Я пытался сопротивляться, но самый звук этого голоса действовал на меня подобно гипнозу. Повернув голову, я увидел, как прямо передо мной переливается через ограждение и струится по решетке моста легкий зеленоватый туман. На глазах он становился плотнее, приобретая очертания знакомой фигуры со сложенными крыльями и огромными круглыми глазами, поблескивавшими в полутьме, словно драгоценный фарфор.

– Что тебе нужно? – спросил я, но Генри ничего не ответил.

– А-а, я, кажется, догадался, – продолжал я. – Ты прилетел, чтобы забрать меня в свой летательский рай или куда там я должен попасть после смерти. А тебе разрешили меня забрать?

– Что ты хочешь этим сказать, Пес? – прошелестело в ответ.

– Ты, наверное, больше не рисуешь. Во всяком случае, крылья у тебя не в краске, а то я помню, как ты ухитрялся перемазаться с ног до головы.

– Ты прав.

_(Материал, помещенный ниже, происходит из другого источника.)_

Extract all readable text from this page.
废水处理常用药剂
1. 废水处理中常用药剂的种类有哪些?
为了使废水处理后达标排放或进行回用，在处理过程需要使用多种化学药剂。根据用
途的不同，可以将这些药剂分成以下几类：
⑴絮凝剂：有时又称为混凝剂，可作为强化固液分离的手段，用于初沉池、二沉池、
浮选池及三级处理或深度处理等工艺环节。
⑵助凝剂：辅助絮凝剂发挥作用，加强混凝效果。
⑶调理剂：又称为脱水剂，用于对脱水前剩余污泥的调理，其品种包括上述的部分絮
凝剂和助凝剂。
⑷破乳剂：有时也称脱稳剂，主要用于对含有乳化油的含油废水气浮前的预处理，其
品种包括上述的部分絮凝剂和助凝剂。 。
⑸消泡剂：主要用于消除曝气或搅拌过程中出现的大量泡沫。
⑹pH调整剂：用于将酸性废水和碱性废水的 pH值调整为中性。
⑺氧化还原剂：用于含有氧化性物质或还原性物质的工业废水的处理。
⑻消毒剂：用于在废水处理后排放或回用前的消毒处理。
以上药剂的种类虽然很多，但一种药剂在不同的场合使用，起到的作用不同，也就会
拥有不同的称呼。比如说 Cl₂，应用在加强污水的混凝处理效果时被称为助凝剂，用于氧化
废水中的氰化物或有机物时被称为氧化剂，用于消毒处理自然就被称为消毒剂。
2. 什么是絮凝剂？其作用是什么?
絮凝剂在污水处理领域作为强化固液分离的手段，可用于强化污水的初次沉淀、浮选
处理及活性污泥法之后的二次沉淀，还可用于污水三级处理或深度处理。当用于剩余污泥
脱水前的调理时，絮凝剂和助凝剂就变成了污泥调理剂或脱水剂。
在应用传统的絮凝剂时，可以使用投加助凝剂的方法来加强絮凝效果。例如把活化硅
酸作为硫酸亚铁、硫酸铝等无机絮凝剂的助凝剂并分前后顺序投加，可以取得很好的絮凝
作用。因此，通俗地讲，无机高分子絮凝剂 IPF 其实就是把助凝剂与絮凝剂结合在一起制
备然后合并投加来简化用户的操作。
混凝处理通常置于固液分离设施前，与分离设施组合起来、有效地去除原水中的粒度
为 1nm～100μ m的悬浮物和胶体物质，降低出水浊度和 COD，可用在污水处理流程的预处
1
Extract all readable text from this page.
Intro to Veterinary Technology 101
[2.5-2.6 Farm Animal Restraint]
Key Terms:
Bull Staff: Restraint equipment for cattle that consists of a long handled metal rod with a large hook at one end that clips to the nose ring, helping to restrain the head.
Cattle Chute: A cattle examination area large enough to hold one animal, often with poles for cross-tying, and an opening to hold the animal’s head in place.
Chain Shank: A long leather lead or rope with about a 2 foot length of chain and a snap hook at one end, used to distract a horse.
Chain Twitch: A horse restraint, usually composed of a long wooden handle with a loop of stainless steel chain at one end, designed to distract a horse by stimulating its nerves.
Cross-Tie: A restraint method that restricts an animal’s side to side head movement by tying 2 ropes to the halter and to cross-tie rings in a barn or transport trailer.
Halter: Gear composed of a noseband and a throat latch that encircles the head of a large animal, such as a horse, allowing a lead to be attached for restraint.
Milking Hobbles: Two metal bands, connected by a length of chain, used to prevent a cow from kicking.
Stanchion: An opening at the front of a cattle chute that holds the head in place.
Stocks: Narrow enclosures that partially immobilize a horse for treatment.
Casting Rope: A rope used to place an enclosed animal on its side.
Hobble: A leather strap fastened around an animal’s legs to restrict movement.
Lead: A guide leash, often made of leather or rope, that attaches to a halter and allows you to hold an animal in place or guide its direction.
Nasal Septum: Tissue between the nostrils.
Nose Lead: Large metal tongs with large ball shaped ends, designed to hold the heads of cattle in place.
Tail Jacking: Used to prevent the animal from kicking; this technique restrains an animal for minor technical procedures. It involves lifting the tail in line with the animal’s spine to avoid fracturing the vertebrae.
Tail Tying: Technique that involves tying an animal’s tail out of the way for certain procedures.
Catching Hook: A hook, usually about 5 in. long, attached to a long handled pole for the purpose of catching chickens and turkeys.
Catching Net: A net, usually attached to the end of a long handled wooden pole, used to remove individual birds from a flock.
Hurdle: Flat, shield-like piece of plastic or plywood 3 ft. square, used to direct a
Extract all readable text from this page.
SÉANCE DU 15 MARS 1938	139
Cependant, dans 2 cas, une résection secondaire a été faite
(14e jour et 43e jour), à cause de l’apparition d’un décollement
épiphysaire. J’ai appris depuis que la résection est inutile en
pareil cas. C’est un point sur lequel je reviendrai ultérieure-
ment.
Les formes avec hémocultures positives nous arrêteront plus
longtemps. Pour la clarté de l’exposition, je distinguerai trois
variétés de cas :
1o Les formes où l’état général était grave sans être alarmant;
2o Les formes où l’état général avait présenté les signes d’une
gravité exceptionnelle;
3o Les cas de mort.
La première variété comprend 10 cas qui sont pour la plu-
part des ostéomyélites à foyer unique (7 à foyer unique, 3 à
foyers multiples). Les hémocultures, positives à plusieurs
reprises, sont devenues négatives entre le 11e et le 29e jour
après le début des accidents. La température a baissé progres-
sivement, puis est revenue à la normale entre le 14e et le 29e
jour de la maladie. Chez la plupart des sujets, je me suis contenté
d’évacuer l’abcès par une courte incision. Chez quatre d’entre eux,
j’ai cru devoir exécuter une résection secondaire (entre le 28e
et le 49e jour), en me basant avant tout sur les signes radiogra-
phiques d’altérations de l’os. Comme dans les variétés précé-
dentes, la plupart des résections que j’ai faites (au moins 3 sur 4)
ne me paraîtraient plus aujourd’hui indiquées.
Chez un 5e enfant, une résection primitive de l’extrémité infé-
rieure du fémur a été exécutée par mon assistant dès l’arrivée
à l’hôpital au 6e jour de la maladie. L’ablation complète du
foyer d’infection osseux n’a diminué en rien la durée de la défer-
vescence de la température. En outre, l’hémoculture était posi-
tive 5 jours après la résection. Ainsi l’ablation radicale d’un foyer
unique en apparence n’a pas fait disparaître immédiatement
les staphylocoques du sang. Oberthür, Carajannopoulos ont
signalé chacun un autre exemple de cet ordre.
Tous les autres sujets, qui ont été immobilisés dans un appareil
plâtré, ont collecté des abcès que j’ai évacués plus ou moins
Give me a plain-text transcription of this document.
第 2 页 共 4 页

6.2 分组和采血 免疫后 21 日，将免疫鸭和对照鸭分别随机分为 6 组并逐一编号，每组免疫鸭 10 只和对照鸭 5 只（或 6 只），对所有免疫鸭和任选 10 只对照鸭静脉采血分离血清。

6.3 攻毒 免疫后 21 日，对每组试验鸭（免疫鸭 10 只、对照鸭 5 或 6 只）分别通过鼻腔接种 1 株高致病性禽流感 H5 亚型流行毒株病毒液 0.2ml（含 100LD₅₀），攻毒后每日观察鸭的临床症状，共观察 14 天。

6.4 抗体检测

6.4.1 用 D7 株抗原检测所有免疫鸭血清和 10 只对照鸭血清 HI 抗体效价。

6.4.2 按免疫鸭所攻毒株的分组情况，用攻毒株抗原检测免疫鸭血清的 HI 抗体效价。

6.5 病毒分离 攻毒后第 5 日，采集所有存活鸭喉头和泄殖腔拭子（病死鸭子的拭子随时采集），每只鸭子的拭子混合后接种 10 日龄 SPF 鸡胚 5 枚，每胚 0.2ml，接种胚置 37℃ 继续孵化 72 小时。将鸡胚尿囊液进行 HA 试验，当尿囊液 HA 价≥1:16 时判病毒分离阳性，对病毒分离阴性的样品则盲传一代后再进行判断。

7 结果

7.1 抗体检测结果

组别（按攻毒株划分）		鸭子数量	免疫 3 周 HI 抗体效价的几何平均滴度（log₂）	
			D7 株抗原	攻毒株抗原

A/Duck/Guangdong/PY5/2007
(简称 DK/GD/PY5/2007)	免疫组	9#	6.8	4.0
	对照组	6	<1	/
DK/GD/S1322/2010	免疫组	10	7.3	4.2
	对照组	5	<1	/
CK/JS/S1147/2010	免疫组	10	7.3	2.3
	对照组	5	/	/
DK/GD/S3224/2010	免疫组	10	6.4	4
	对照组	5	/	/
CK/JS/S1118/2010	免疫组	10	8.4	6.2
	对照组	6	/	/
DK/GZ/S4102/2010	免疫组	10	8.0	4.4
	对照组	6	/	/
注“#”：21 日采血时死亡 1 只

Здесь к искусству действительно относятся иначе.

– Потому что в раю каждый может быть гениальным художником, не так ли?

Фигура пристально смотрела на меня из зеленоватого тумана, и я снова – совсем как когда-то – кожей ощутил чуть насмешливый и снисходительный, но добрый и дружелюбный взгляд Генри. Он окатывал меня подобно ласковой и теплой волне, но не действовал с такой силой, как раньше. И внезапно мне стало жаль себя чуть ли не до слез.

– Ты всегда любил поговорить об искусстве, Пес. Даже сейчас ты не изменил своей привычке.

– А о чем я еще могу говорить? О смерти? О том, как меня предал мой лучший друг?

– Когда же я тебя предал? И как?

– Очень просто, – ответил я сердито. – Ты не мог не знать, что будет со мной, если ты убьешь себя. Сеть обвинила во всем меня, так что ты покончил не только с собой, но и со мной тоже.

– Но ведь ты не мертв! – сухо заметил сгусток тумана.

– Да, я еще не умер, – согласился я. – И все равно ты мог бы подумать обо мне. Почему ты не сделал этого? Почему не выбрал другой способ самоубийства? Ведь можно, наверное, было устроить дело так, чтобы я остался в стороне. Мы живем не очень долго, а для тебя полсотни лет и больше – пустяк. Почему же ты не подождал, пока я состарюсь и умру естественной смертью? Это избавило бы меня от многих неприятностей.

– Это было невозможно.

– Но почему?! – выкрикнул я. – Почему, в таком случае, ты вообще связался со мной? Зачем было начинать, если ты с самого начала не собирался доводить дело до конца? Почему ты выбрал меня? Зачем проник ко мне в голову и впустил меня к себе? Ты научил меня всему, что я знаю, ты сделал меня тем, кто я есть, ты был для меня всем, Генри! Всем, понимаешь?… Нельзя сделать для человека столько, сколько сделал ты, а потом вдруг оттолкнуть, повернуться спиной и уйти. Должна же быть хоть какая-то ответственность!..

– Пес…

– Молчи! Не хочу ничего слушать!

– Патрик… – негромко сказал он.

Генри еще никогда не называл меня по имени; я даже не был уверен, что он его знает. Но Генри знал и повторил его еще раз:

– Патрик… Мы тоже летим на этом корабле. Нас много, и ты должен нам помочь. Именно поэтому тебе дали улететь с Древа. Мы хотели, чтобы ты спас корабль.